A joint United States-Kurdish (Syrian Democratic Forces) anti-ISIS patrol came under fire soon after passing through a Syrian military checkpoint. No U.S. casualties were reported. 

After receiving fire from the checkpoint, the American-led coalition troops returned fire, killing one Syrian soldier and wounding two others according to statements from U.S. military officials and Syrian state-run media. 

In a released statement by the United States Central Command (CENTCOM), the coalition troops returned fire but did not conduct an airstrike as Syrian media reported.

“After receiving safe passage from pro-regime forces, the patrol came under small arms fire from individuals in the vicinity of the checkpoint,” the statement said. 

“Coalition forces returned fire in self-defense. The Coalition did not conduct an airstrike. No Coalition casualties occurred. The Coalition patrol returned to base. The incident is under investigation.”

That is where the stories began to differ: The Syrian state-run news site SANA reported that according to unnamed Syrian military officials, a U.S. helicopter gunship attacked an army checkpoint in the village of Tal Dahab, near the town of Qamishli, at around 9:45 a.m. (0645 GMT). The official said a Syrian soldier was killed and two others were wounded.

SANA said the Syrian army prevented an American convoy from passing through the checkpoint.

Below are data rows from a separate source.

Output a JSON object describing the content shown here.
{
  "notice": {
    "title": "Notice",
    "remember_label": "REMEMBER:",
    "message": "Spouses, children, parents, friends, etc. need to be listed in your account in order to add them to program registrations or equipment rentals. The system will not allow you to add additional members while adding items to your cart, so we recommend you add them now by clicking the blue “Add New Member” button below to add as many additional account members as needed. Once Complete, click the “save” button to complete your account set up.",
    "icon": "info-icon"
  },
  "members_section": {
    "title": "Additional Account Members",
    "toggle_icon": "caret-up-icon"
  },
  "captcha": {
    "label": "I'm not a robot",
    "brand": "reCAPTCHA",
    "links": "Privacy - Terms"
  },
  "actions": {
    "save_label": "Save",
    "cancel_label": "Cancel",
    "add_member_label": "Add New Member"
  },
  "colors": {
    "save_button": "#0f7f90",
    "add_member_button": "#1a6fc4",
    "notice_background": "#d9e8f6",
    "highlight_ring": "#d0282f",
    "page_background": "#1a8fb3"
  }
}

“At exactly nine o’clock this morning, an American patrol tried to enter the area where one of our combat formations were deployed in the countryside of the city of al-Qamishli through the ‘Tal al-Dhahab’ checkpoint,” SANA reported in quoting a Syrian military official.

“The members of the U.S. patrol opened several rounds of fire,” adding that “after about 30 minutes, two U.S. warplanes attacked the army personnel at the checkpoint.”

SANA also posted pictures of what it said were wounded personnel from the incident. The wounded were reportedly rushed to Qamishli National Hospital.

The Syrian Observatory for Human Rights (SOHR), a U.K.-based Syrian civil war monitor, also reported that a U.S. aircraft targeted Syrian troops after “altercations between the two parties” occurred before the troops passed through a checkpoint in Tal al-Dhahab.

There are hundreds of U.S. troops stationed in northeast Syria working by, with and through the Syrian Democratic Forces conducting anti-ISIS operations. They control much of that area of the country. But Syrian regime forces are actively trying to push them out, with Russian support, and regain territory lost during the nearly decade long civil war. 

Marine Gen. Frank McKenzie, head of U.S. Central Command, said last week that the conditions west of the Euphrates River, where the Syrian regime and Russian troops were, are ripe for an ISIS resurgence. “Conditions are as bad or worse” than they were leading up to the rise of ISIS, Gen. McKenzie said. 

Tensions are rising in the area. U.S. and Russian convoys trying to conduct patrols in the region routinely harass one another, trying to limit the use of the roads to each other.